The HAC further says that there have been 1,000 victims for the last decade. The online petition for the ban on coercive conversion program received 140,000 supporters, but it disappeared in the government website without an explanation.
The religious circle in South Korea is also consistent in remaining in silence. Targeting those who change their religious orientations, coercive conversion programs by Christian pastors have been carried out with a tacit agreement from Churches in Korea. In the name of “educating ‘lost followers’ taken to the cult”, the Korea Christian Heresy Research Center has been actively promoting the conversion program and even claims that the pastors involved in “cult consulting” should be protected.
Over the Family Issue
“The problem of coercive conversion program is that Christian pastors consider it as a business to make money in the name of ‘counseling’ for protection of family from the cult. Through this, they instill distrust in the family against other family members who pursue other religions,” said Ms. Ji Hye Choi, co-president of HAC. “The consequence is destructive. Mental traumas, fear, family breakdown, divorce, losing jobs, school dropout and many other irreversible problems continue,” she added.
In her interview at Franceinter the French state-run radio, Ms. Hye Jung Lim said, “Three men came to me grabbed my hair and dragged me into my place. I jumped over the wall, ran in bare feet and luckily got a taxi to escape. My life changed ever and I lost my family. I reported what happened to the police but their response was family issues should be handled within the family.”

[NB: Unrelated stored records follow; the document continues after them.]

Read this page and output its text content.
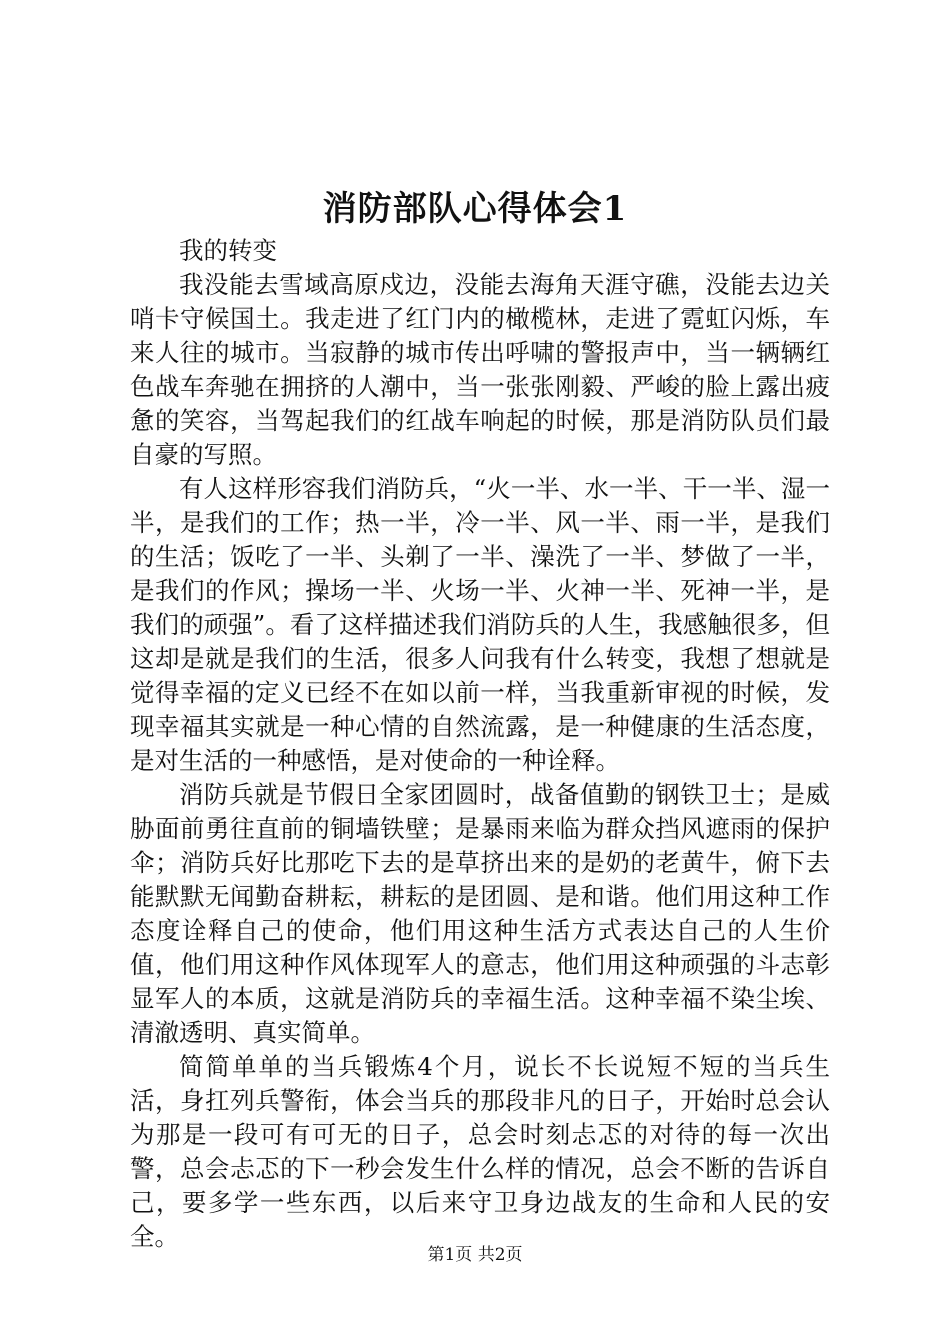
消防部队心得体会1

我的转变

我没能去雪域高原戍边，没能去海角天涯守礁，没能去边关哨卡守候国土。我走进了红门内的橄榄林，走进了霓虹闪烁，车来人往的城市。当寂静的城市传出呼啸的警报声中，当一辆辆红色战车奔驰在拥挤的人潮中，当一张张刚毅、严峻的脸上露出疲惫的笑容，当驾起我们的红战车响起的时候，那是消防队员们最自豪的写照。

有人这样形容我们消防兵，“火一半、水一半、干一半、湿一半，是我们的工作；热一半，冷一半、风一半、雨一半，是我们的生活；饭吃了一半、头剃了一半、澡洗了一半、梦做了一半，是我们的作风；操场一半、火场一半、火神一半、死神一半，是我们的顽强”。看了这样描述我们消防兵的人生，我感触很多，但这却是就是我们的生活，很多人问我有什么转变，我想了想就是觉得幸福的定义已经不在如以前一样，当我重新审视的时候，发现幸福其实就是一种心情的自然流露，是一种健康的生活态度，是对生活的一种感悟，是对使命的一种诠释。

消防兵就是节假日全家团圆时，战备值勤的钢铁卫士；是威胁面前勇往直前的铜墙铁壁；是暴雨来临为群众挡风遮雨的保护伞；消防兵好比那吃下去的是草挤出来的是奶的老黄牛，俯下去能默默无闻勤奋耕耘，耕耘的是团圆、是和谐。他们用这种工作态度诠释自己的使命，他们用这种生活方式表达自己的人生价值，他们用这种作风体现军人的意志，他们用这种顽强的斗志彰显军人的本质，这就是消防兵的幸福生活。这种幸福不染尘埃、清澈透明、真实简单。

简简单单的当兵锻炼4个月，说长不长说短不短的当兵生活，身扛列兵警衔，体会当兵的那段非凡的日子，开始时总会认为那是一段可有可无的日子，总会时刻忐忑的对待的每一次出警，总会忐忑的下一秒会发生什么样的情况，总会不断的告诉自己，要多学一些东西，以后来守卫身边战友的生命和人民的安全。

第1页 共2页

“The fundamental issue behind the death of a young woman from the conversion program is the corruption of the whole Christian world represented by the CCK. The organization with the majority of the Presbyterian Church has been controversial in worshipping the Japanese emperor, support for the military dictatorship in the 1970s and illegal fund during the CCK presidential election. It is obvious that many followers leave the church to pursue other religions. What can we say about the relationship between the government and church when the government is hesitant to protect citizens and religions are not willing to give love to those who lose faith?” said Mr. Sang Ik Park, co-president of the HAC.